This data-driven scheme requires no program counter, and no control
sequencer. However, it requires special mechanisms to detect data availability,
to match data tokens with needy instructions, and to enable the chain reaction
of asynchronous instruction executions. No memory sharing between
instructions results in no side effects.
The global architecture consists of n processing elements (PEs) interconnected
by an n x n muting network. The entire system supports pipelined dataflow
operations in all n PEs. Inter-PE communications are done through the
pipelined routing network.
Q8. Explain in detail about program flow mechanism.
Ans: Program flow mechanisms refer to the various methods and strategies
employed to control the sequence of execution of instructions in a computer
system. They determine how a program’s control moves from one instruction
to another and ensure that computations occur in the correct order,
respecting dependencies and achieving the desired output.
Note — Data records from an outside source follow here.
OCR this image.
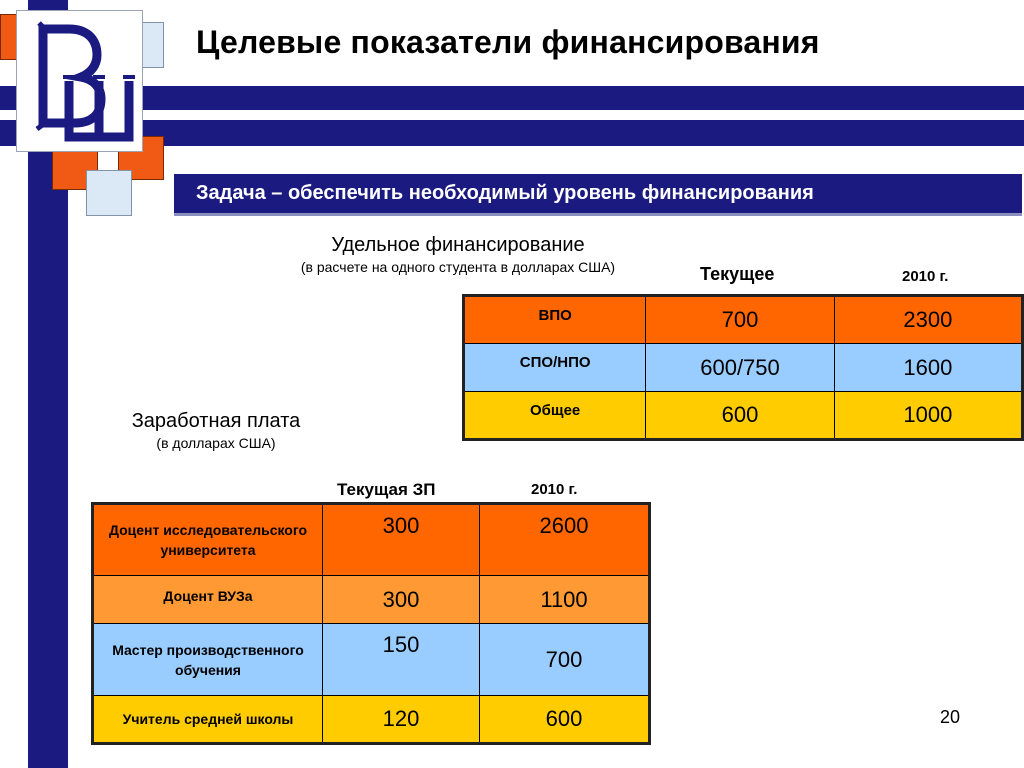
Целевые показатели финансирования
Задача – обеспечить необходимый уровень финансирования
Удельное финансирование
(в расчете на одного студента в долларах США)	Текущее	2010 г.
ВПО	700	2300
СПО/НПО	600/750	1600
Общее	600	1000
Заработная плата
(в долларах США)
Текущая ЗП	2010 г.
Доцент исследовательского университета	300	2600
Доцент ВУЗа	300	1100
Мастер производственного обучения	150	700
Учитель средней школы	120	600	20
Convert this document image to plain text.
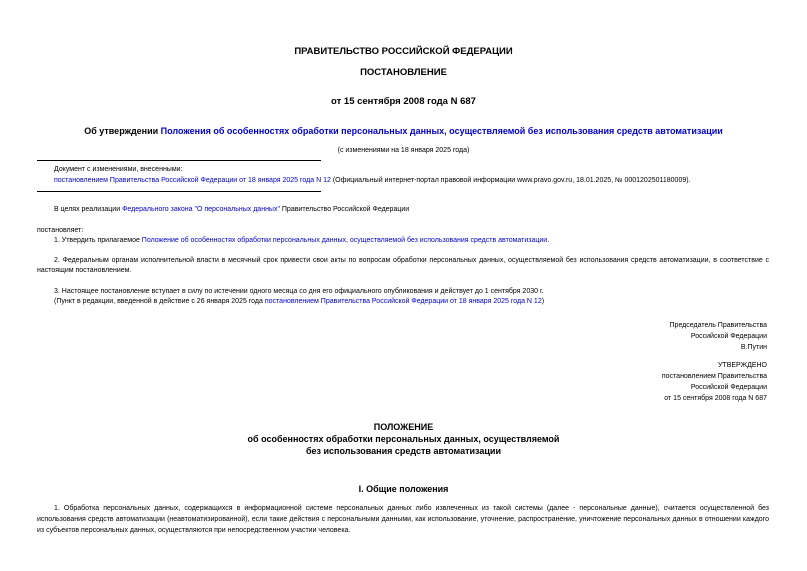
ПРАВИТЕЛЬСТВО РОССИЙСКОЙ ФЕДЕРАЦИИ
ПОСТАНОВЛЕНИЕ
от 15 сентября 2008 года N 687
Об утверждении Положения об особенностях обработки персональных данных, осуществляемой без использования средств автоматизации
(с изменениями на 18 января 2025 года)
Документ с изменениями, внесенными:
постановлением Правительства Российской Федерации от 18 января 2025 года N 12 (Официальный интернет-портал правовой информации www.pravo.gov.ru, 18.01.2025, № 0001202501180009).
В целях реализации Федерального закона "О персональных данных" Правительство Российской Федерации
постановляет:
1. Утвердить прилагаемое Положение об особенностях обработки персональных данных, осуществляемой без использования средств автоматизации.
2. Федеральным органам исполнительной власти в месячный срок привести свои акты по вопросам обработки персональных данных, осуществляемой без использования средств автоматизации, в соответствие с настоящим постановлением.
3. Настоящее постановление вступает в силу по истечении одного месяца со дня его официального опубликования и действует до 1 сентября 2030 г.
(Пункт в редакции, введенной в действие с 26 января 2025 года постановлением Правительства Российской Федерации от 18 января 2025 года N 12)
Председатель Правительства
Российской Федерации
В.Путин
УТВЕРЖДЕНО
постановлением Правительства
Российской Федерации
от 15 сентября 2008 года N 687
ПОЛОЖЕНИЕ
об особенностях обработки персональных данных, осуществляемой
без использования средств автоматизации
I. Общие положения
1. Обработка персональных данных, содержащихся в информационной системе персональных данных либо извлеченных из такой системы (далее - персональные данные), считается осуществленной без использования средств автоматизации (неавтоматизированной), если такие действия с персональными данными, как использование, уточнение, распространение, уничтожение персональных данных в отношении каждого из субъектов персональных данных, осуществляются при непосредственном участии человека.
The main program flow mechanisms are:
Control-Driven Mechanism
Data-Driven Mechanism
Demand-Driven Mechanism
1. Control-Driven Mechanism
Conventional computers are based on a control flow mechanism by
which the order of program execution is explicitly stated in the user
programs. A program counter keeps track of the current instruction.
Instructions are executed sequentially unless a control flow instruction
(e.g., jump, call) changes the PC. Here sequential execution is default.
Flow control uses constructs like loops, conditionals, and jumps.
2. Data-Driven Mechanism
Dataflow computers are based on a data-driven mechanism which allows
the execution of any instruction to be driven by data (operand)
availability. Dataflow computers emphasize a high degree of parallelism
at the fine-grain instructional level.
Instructions are "enabled" for execution when their input data
(operands) are available.
Tokens carrying data are passed between instructions, and execution
proceeds asynchronously.
No program counter or central control mechanism.
3. Demand-Driven Mechanism:
Reduction computers are based on a demand-driven mechanism which
initiates an operation based on the demand for its results by other
computations.
Also known as lazy evaluation, it executes instructions only when their
results are required by another part of the program. Execution starts
from the final output requirement.
Instructions are triggered in reverse order of dependency.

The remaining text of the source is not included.